(Photo Credit: solarbotics/Flickr)
Take voicemail. On HBR Blog Network, Michael Schrage makes a good case for why it's time for voicemail to disappear.
"Who writes with fountain pens?" he asks. "When did you last prepare transparencies or exchange faxes? RIM? RIP. Sic transit gloria mundi. When once-innovative technologies descend -- decay? -- into anachronism, it's time to put them out of your misery. Disconnect enterprise voicemail. Now. Be honest -- you don't really want to leave a 90-second message after the beep and you certainly don't care to listen to one. You've got faster, better and friendlier ways to communicate."
Need proof? Think about the following.
1. No one's leaving voicemails.
As Schrage points out, even Vonage is reporting an 8 percent decline in voicemail usage last year.

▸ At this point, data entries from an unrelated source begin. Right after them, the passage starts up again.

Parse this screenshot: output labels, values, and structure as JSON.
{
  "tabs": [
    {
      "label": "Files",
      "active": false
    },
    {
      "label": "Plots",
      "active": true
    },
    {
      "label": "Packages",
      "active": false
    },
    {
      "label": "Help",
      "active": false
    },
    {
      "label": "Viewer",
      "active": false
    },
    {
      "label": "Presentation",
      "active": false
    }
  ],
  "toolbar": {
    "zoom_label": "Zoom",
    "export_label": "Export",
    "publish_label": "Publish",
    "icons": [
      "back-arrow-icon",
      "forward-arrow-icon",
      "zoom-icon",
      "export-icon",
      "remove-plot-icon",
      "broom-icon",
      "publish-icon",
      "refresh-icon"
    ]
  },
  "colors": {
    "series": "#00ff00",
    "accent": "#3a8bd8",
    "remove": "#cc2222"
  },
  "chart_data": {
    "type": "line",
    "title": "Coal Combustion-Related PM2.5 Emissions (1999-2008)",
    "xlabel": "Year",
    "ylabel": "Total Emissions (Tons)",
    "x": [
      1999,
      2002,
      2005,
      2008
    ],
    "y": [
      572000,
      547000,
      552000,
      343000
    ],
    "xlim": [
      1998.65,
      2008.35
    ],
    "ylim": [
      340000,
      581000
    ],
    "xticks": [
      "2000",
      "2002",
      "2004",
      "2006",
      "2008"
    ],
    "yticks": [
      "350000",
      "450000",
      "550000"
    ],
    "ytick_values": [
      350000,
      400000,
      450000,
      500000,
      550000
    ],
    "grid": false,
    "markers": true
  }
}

2. Even fewer people are picking them up.
More significantly, they also reported a 14 percent drop in people picking up their voicemail. So now you know you're right: no one is listening to your messages. Technologies like texting, visual voicemail, and caller ID logs make voicemail more of a nuisance than a useful tool.
As Caity Weaver writes at Gawker, "If cellphone users are Jacob Marley, voicemails are our chains, forged link by link, call by unanswered call. You would do anything to erase the voicemail icon off your home screen, except listen to the voicemails."
3. The people who are forced to use it -- customers -- are frustrated by it.
"For most organizations, the only people who matter going into voicemail are customers and clients!" Schrage writes. "How smart and customer-centric is that?! Not very. Voicemail's technical flaws and shortcomings reveal something very important about the customer engagement future."
In other words, the old argument that you need voicemail because a client might want to use it is fast becoming outdated. There's nothing more annoying than going to voicemail. (Unless maybe it's scrolling through your messages, just to get rid of that evil icon.)